Data can be represented in different bases, an 'A' needs to be a numerical representation of Base 2 or binary so computers can understand them

Data Representation

XOR Basics

An XOR or eXclusive OR is a bitwise operation indicated by ^ and shown by the following truth table:

A B A ^ B
0 0 0
0 1 1
1 0 1
1 1 0

So what XOR'ing bytes in the action 0xA0 ^ 0x2C translates to is:

1 0 1 0 0 0 0 0
0 0 1 0 1 1 0 0
1 0 0 0 1 1 0 0

0b10001100 is equivelent to 0x8C, a cool property of XOR is that it is reversable meaning 0x8C ^ 0x2C = 0xA0 and 0x8C ^ 0xA0 = 0x2C

XOR Basics

What does this have to do with CTF?

XOR is a cheap way to encrypt data with a password.

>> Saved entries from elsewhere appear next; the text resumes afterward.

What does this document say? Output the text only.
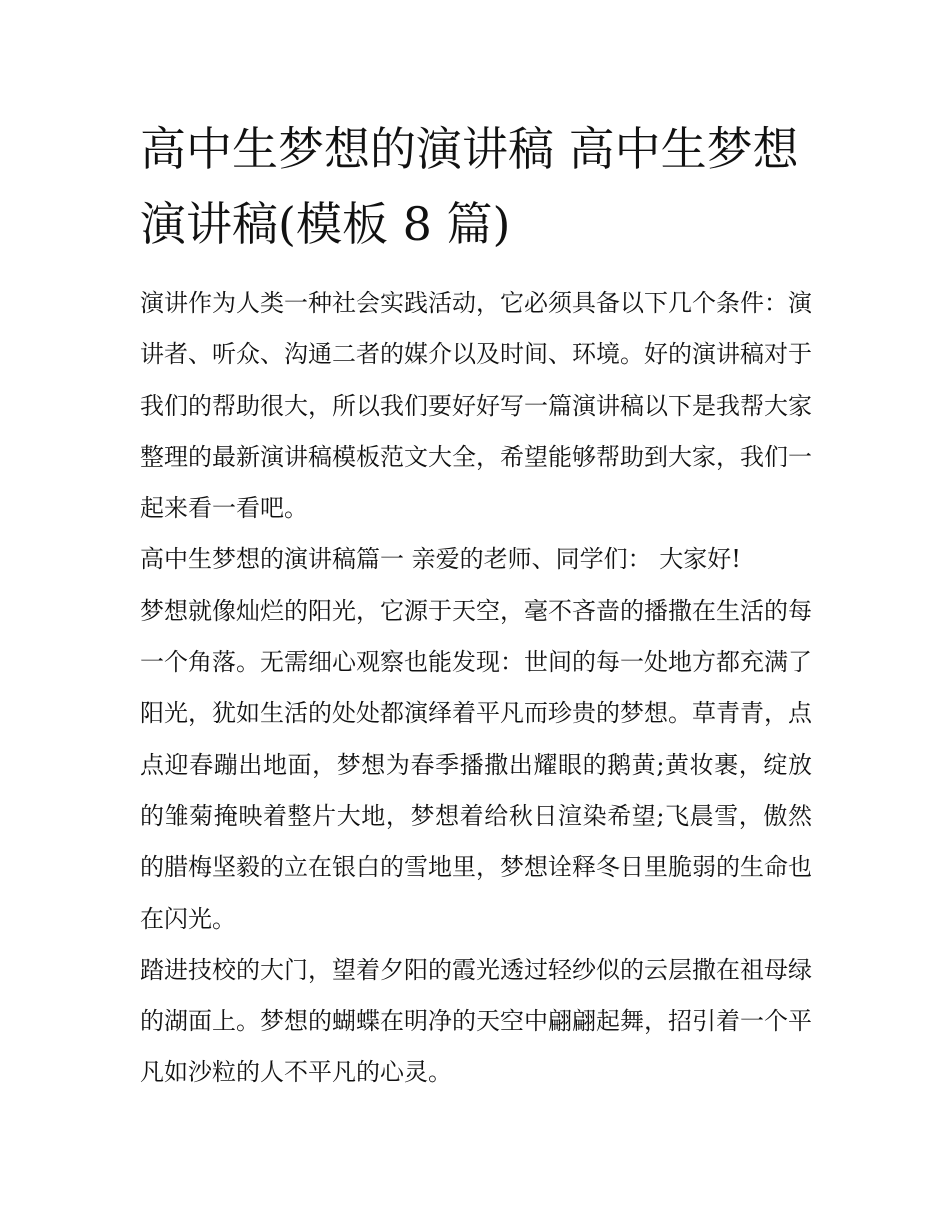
高中生梦想的演讲稿 高中生梦想演讲稿(模板 8 篇)

演讲作为人类一种社会实践活动，它必须具备以下几个条件：演讲者、听众、沟通二者的媒介以及时间、环境。好的演讲稿对于我们的帮助很大，所以我们要好好写一篇演讲稿以下是我帮大家整理的最新演讲稿模板范文大全，希望能够帮助到大家，我们一起来看一看吧。

高中生梦想的演讲稿篇一 亲爱的老师、同学们： 大家好!

梦想就像灿烂的阳光，它源于天空，毫不吝啬的播撒在生活的每一个角落。无需细心观察也能发现：世间的每一处地方都充满了阳光，犹如生活的处处都演绎着平凡而珍贵的梦想。草青青，点点迎春蹦出地面，梦想为春季播撒出耀眼的鹅黄;黄妆裹，绽放的雏菊掩映着整片大地，梦想着给秋日渲染希望;飞晨雪，傲然的腊梅坚毅的立在银白的雪地里，梦想诠释冬日里脆弱的生命也在闪光。

踏进技校的大门，望着夕阳的霞光透过轻纱似的云层撒在祖母绿的湖面上。梦想的蝴蝶在明净的天空中翩翩起舞，招引着一个平凡如沙粒的人不平凡的心灵。
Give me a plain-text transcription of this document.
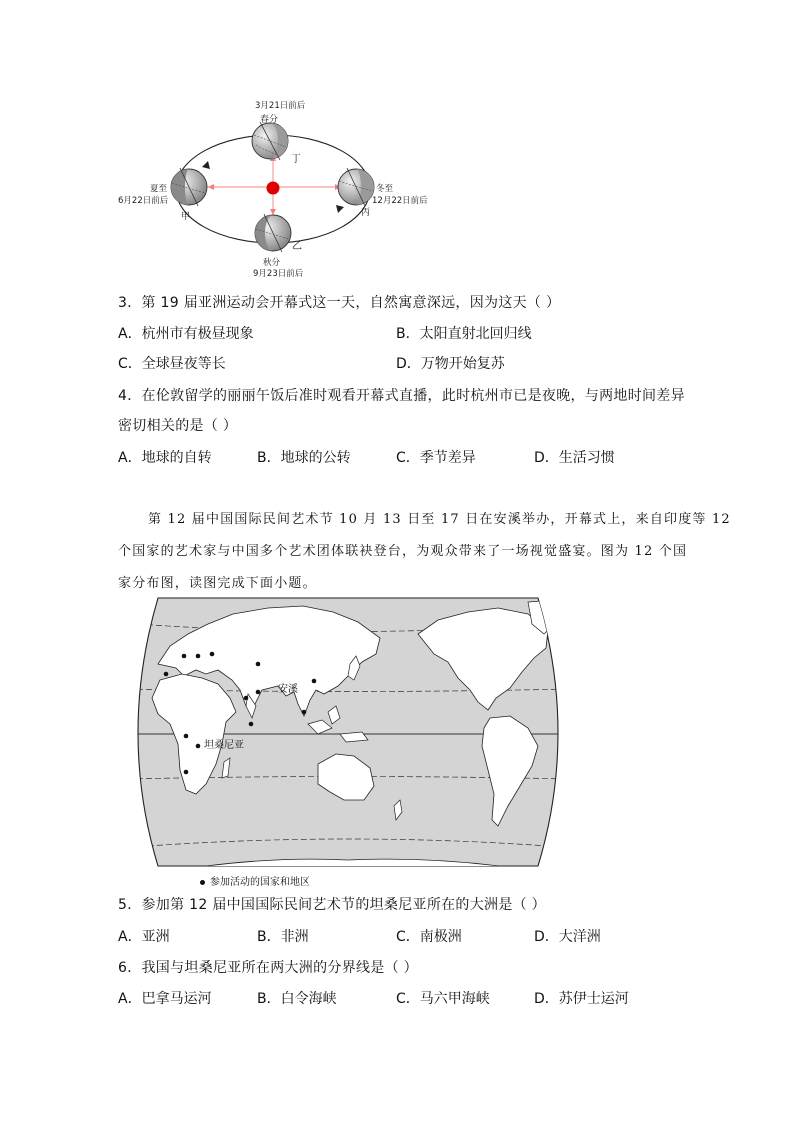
3月21日前后
春分
丁
夏至
6月22日前后
甲
冬至
12月22日前后
丙
乙
秋分
9月23日前后
3．第 19 届亚洲运动会开幕式这一天，自然寓意深远，因为这天（ ）
A．杭州市有极昼现象	B．太阳直射北回归线
C．全球昼夜等长	D．万物开始复苏
4．在伦敦留学的丽丽午饭后准时观看开幕式直播，此时杭州市已是夜晚，与两地时间差异
密切相关的是（ ）
A．地球的自转	B．地球的公转	C．季节差异	D．生活习惯
第 12 届中国国际民间艺术节 10 月 13 日至 17 日在安溪举办，开幕式上，来自印度等 12
个国家的艺术家与中国多个艺术团体联袂登台，为观众带来了一场视觉盛宴。图为 12 个国
家分布图，读图完成下面小题。
安溪
坦桑尼亚
参加活动的国家和地区
5．参加第 12 届中国国际民间艺术节的坦桑尼亚所在的大洲是（ ）
A．亚洲	B．非洲	C．南极洲	D．大洋洲
6．我国与坦桑尼亚所在两大洲的分界线是（ ）
A．巴拿马运河	B．白令海峡	C．马六甲海峡	D．苏伊士运河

Any data can be encrypted using XOR as shown in this Python example:

>>> data = 'CAPTURETHEFLAG'
>>> key = 'A'
>>> encrypted = ''.join([chr(ord(x) ^ ord(key)) for x in data])
>>> encrypted
'\x02\x00\x11\x15\x14\x13\x04\x15\t\x04\x07\r\x00\x06'
>>> decrypted = ''.join([chr(ord(x) ^ ord(key)) for x in encrypted])
>>> decrypted
'CAPTURETHEFLAG'

This can be extended using a multibyte key by iterating in parallel with the data.

Exploiting XOR Encryption

Single Byte XOR Encryption

Single Byte XOR Encryption is trivial to bruteforce as there are only 255 key combinations to try.

Multibyte XOR Encryption

Multibyte XOR gets exponentially harder the longer the key, but if the encrypted text is long enough, character frequency analysis is a viable method to find the key. Character Frequency Analysis means that we split the cipher text into groups based on the number of characters in the key. These groups then are bruteforced using the idea that some letters appear more frequently in the english alphabet than others.